Facebook now publishes its millions of user generated event listings according to the standardized microformats hCalendar and hCard, according to an announcement today by microformats community leader Tantek Çelik. That means that the venues where all these events are being held are now described in a universally standardized way.
If Facebook were to take one more step and allow websites other than the big 3 search engines to index its events listings, then that could tip the scales and move everyone in the industry to understand places around the world in the same simple terms. Joe's Diner in Denver could be understood to be the same place across Facebook, Foursquare and a world of other location-aware applications if only one giant player in location listings had high-quality Place database marked up in the hCard microformat and publicly accessible. Is Facebook going to do that? Probably not.
Gowalla now aggregates check-ins from my contacts on its service, on Facebook and on Foursquare. You can see that the top check-in at Petco Pet Supplies is from a Gowalla friend. I could drill down through that Place and learn all about the location: its address, it's phone number, notes and photos left, previous check-ins. But below that is a check-in from Facebook. "Keene High School?" Gowalla asks if I try to click through to the Place page. "Never heard of it!" Come on Facebook, now that you've described these Places in hCal - won't you let other services come in and make a record of the places your users have gone, in a common standard format that all apps can understand?On the right, you can see the front page of Gowalla's iPhone app.

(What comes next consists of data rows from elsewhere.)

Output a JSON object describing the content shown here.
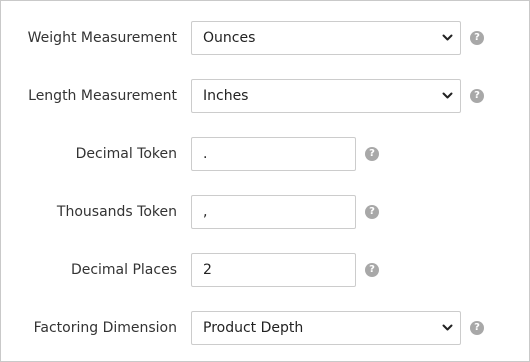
{
  "fields": [
    {
      "label": "Weight Measurement",
      "type": "select",
      "value": "Ounces"
    },
    {
      "label": "Length Measurement",
      "type": "select",
      "value": "Inches"
    },
    {
      "label": "Decimal Token",
      "type": "text",
      "value": "."
    },
    {
      "label": "Thousands Token",
      "type": "text",
      "value": ","
    },
    {
      "label": "Decimal Places",
      "type": "text",
      "value": "2"
    },
    {
      "label": "Factoring Dimension",
      "type": "select",
      "value": "Product Depth"
    }
  ],
  "icons": {
    "help": "question-circle-icon",
    "dropdown": "chevron-down-icon"
  },
  "help_glyph": "?",
  "colors": {
    "border": "#cccccc",
    "help_icon": "#a8a8a8",
    "label_text": "#333333"
  }
}
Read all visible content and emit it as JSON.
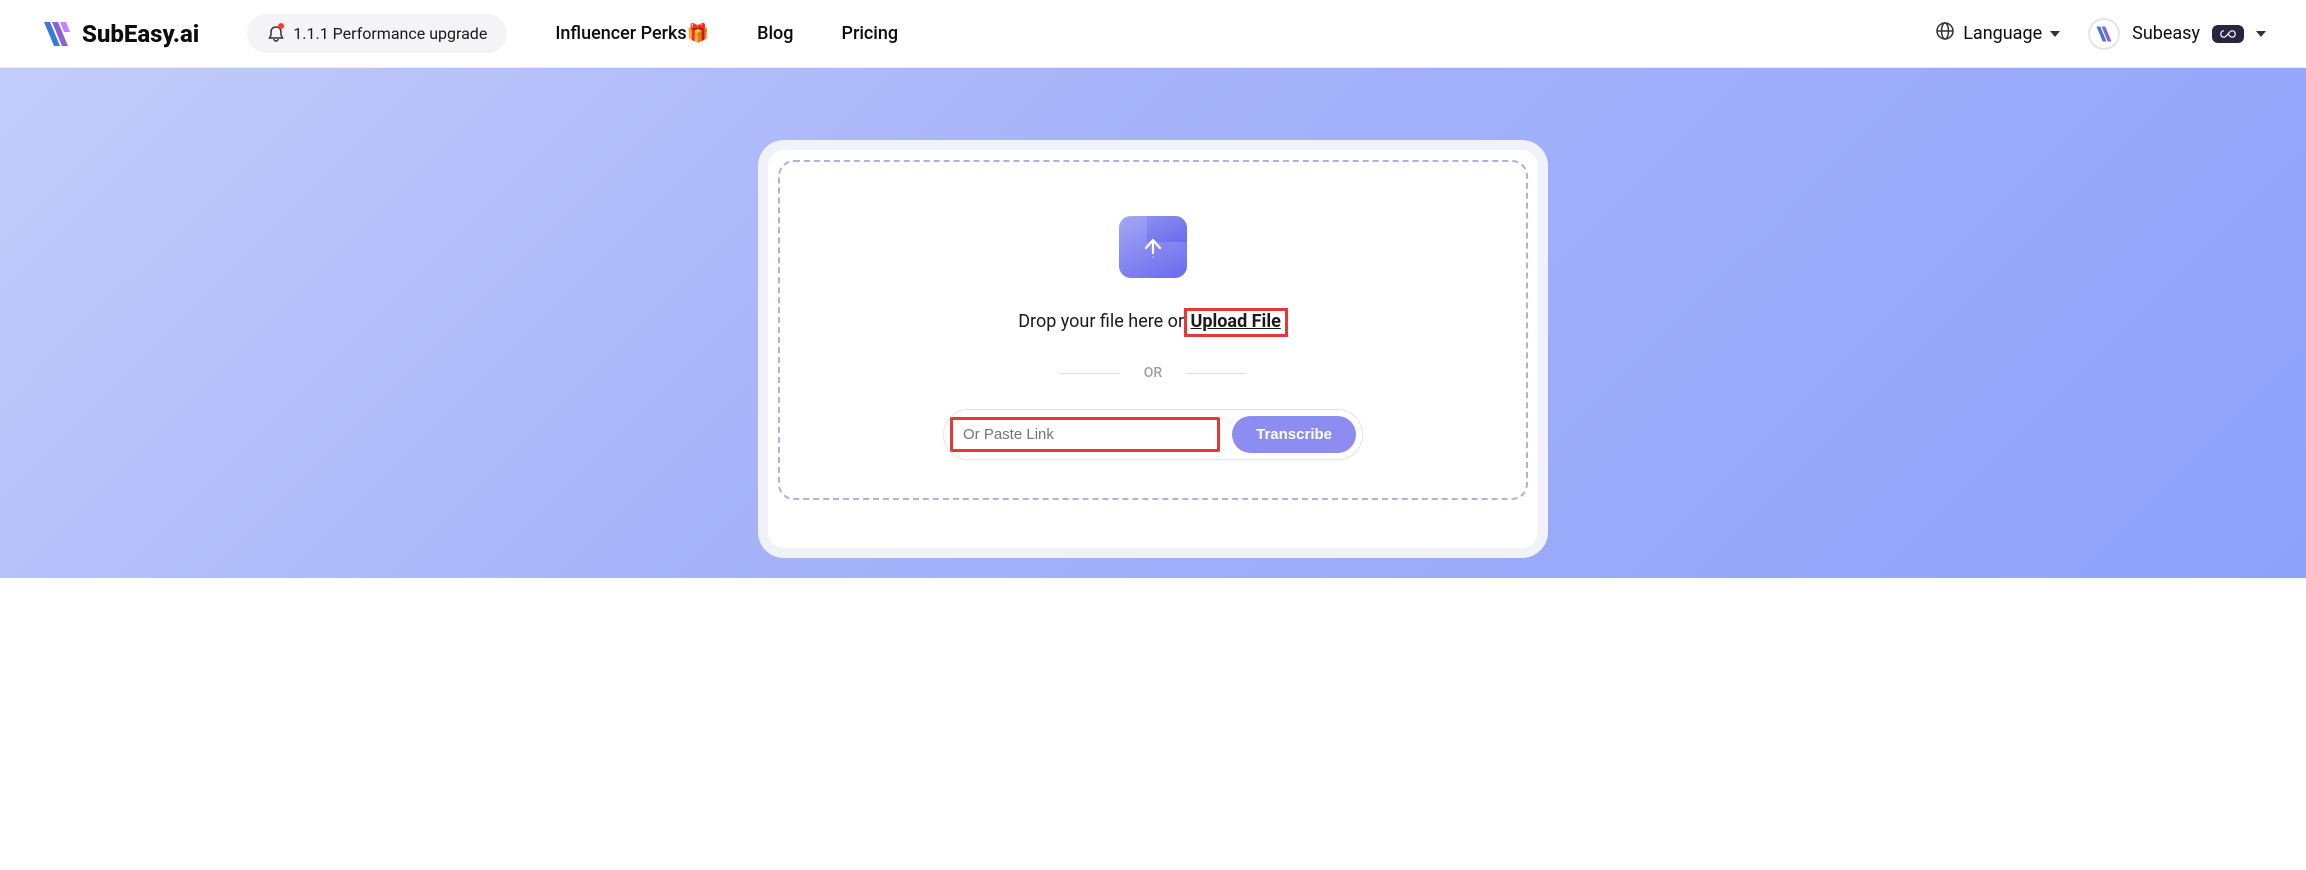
{
  "header": {
    "logo_text": "SubEasy.ai",
    "notice": "1.1.1 Performance upgrade",
    "nav": {
      "influencer": "Influencer Perks",
      "blog": "Blog",
      "pricing": "Pricing"
    },
    "language_label": "Language",
    "user_name": "Subeasy"
  },
  "upload": {
    "drop_prefix": "Drop your file here or ",
    "upload_link": "Upload File",
    "or": "OR",
    "paste_placeholder": "Or Paste Link",
    "transcribe": "Transcribe"
  },
  "icons": {
    "gift": "🎁",
    "infinity": "∞"
  }
}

Facebook allows Google, Bing and Yahoo to index its events listings, but not other search and indexing services. Parties seeking to index publicly available Facebook data are required to sign a legal contract and in some cases even after they are willing to do that, get the cold shoulder from Facebook headquarters.

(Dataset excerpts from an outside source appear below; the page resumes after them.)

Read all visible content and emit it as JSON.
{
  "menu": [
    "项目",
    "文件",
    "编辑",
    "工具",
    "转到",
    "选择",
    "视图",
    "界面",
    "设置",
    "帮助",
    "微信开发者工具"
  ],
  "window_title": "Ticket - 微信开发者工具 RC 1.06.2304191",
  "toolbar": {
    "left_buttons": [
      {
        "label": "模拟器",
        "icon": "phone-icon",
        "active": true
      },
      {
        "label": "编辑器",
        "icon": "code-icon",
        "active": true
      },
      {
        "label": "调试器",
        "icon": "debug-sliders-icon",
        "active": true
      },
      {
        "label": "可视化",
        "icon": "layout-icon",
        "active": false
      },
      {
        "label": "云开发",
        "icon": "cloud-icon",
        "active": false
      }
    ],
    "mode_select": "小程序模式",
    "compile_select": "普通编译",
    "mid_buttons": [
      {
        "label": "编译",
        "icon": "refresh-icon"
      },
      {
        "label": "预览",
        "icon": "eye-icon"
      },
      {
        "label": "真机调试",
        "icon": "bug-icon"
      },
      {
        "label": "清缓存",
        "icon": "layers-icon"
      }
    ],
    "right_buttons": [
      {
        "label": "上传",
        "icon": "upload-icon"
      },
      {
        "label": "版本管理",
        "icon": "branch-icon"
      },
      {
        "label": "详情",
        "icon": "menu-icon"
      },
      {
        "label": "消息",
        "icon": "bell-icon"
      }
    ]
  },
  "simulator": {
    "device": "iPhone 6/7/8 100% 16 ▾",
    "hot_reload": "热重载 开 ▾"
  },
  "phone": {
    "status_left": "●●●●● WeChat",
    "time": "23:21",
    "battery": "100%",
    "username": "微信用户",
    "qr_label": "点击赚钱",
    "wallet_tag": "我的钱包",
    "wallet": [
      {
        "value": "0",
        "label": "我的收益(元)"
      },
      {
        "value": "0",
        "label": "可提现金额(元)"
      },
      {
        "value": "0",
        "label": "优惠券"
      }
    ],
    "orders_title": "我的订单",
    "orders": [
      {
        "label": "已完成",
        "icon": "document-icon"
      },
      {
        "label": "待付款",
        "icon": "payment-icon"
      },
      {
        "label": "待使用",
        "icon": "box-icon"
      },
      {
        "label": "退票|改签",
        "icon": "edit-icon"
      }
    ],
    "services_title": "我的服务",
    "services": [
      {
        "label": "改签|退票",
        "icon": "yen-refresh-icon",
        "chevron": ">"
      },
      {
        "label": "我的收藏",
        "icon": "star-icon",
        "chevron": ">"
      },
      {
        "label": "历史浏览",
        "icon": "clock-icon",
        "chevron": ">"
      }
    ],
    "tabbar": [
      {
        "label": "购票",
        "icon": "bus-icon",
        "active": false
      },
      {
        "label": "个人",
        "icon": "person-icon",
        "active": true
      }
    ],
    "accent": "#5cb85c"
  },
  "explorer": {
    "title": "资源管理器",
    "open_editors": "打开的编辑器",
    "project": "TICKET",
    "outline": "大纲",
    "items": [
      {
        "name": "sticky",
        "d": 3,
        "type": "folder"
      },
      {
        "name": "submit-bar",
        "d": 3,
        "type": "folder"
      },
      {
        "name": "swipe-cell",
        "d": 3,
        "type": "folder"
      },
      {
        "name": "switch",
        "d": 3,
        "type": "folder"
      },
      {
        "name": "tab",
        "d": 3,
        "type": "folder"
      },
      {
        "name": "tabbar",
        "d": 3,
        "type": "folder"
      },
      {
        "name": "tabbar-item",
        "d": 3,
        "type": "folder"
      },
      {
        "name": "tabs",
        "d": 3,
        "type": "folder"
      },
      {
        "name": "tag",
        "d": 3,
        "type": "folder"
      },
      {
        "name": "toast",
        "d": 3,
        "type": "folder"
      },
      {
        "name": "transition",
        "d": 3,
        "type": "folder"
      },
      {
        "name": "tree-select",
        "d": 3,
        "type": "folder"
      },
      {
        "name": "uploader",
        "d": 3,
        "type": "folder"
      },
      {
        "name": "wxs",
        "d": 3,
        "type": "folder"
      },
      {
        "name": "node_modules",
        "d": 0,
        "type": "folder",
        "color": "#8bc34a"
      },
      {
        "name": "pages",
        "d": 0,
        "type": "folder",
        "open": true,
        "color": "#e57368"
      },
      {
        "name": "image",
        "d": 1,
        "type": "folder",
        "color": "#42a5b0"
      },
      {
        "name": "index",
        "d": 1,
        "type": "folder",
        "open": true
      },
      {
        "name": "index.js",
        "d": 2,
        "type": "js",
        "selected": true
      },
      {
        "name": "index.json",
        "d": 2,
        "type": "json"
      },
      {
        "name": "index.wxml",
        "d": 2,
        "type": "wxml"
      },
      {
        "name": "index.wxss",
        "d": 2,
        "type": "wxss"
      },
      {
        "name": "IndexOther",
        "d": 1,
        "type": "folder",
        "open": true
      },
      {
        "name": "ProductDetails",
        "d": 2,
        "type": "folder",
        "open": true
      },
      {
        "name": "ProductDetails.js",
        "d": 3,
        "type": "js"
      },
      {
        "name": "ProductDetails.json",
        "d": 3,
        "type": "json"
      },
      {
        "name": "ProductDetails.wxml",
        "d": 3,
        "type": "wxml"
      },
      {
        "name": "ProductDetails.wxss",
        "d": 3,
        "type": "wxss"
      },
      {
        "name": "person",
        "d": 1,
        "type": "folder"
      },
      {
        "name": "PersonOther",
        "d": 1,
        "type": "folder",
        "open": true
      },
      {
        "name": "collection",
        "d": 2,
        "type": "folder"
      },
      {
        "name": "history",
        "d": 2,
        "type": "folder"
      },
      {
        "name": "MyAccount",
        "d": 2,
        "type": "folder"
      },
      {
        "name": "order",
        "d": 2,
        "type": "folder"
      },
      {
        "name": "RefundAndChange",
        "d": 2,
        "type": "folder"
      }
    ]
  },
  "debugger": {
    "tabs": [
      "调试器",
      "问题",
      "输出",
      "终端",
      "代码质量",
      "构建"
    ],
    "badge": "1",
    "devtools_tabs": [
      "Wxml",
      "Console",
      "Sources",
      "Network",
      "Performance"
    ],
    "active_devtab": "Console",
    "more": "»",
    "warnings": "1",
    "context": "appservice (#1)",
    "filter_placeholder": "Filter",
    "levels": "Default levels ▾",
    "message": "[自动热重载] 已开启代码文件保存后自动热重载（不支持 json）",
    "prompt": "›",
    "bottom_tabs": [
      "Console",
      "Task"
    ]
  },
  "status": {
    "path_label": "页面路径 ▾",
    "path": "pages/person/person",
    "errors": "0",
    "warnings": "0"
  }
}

One of the morals of the social media story is this: by giving up control over information, by sharing instead of hoarding, we might lose out on some short term advantage based on scarcity. But we will gain influence, good will and advantage by helping the larger ecosystem of innovation move much, much faster. Facebook would do well to consider that strategy with the huge database of Places it has compiled, now dressed up in standardized format, but given nowhere to go.
The addition of microformats to event listings today, without a loosening of the limitations on indexing, means little more than that one person can interact with one event at a time using a browser plug-in that few people are likely to install. So much more could be made possible.
Well-backed data startup Factual last night updated its location datasets to include something very close to full hCard support, but there's nothing quite like a set of places defined and verified by real-world users check-ing with their phones.
Like Train Tracks to Nowhere
Data standards are believed to be important because they can be a huge enabler of innovation: it's argued that by lowering the barriers to interoperability and collaboration through normalization of data input into whatever processes are created, standards lay the foundation of technical innovation. It's just like when the railways in the United States adopted a standardized track width, then transcontinental transit and transport were made possible across different train networks.
To publish Place data in the standardized format, but not in an open and accessible way, is like building tracks the same width as all the others, but not only letting a few of the biggest train companies ride those rails. It takes a lot of the steam out of what could be a situations rich with potential for innovation from thousands of smaller players.
We've emailed Facebook to ask whether the company will be making these standardized event and place listings available to services other than Google, Bing and Yahoo. I'll update this post when we get their response, but I would be shocked if they were in fact going to make that data available. That's frustrating.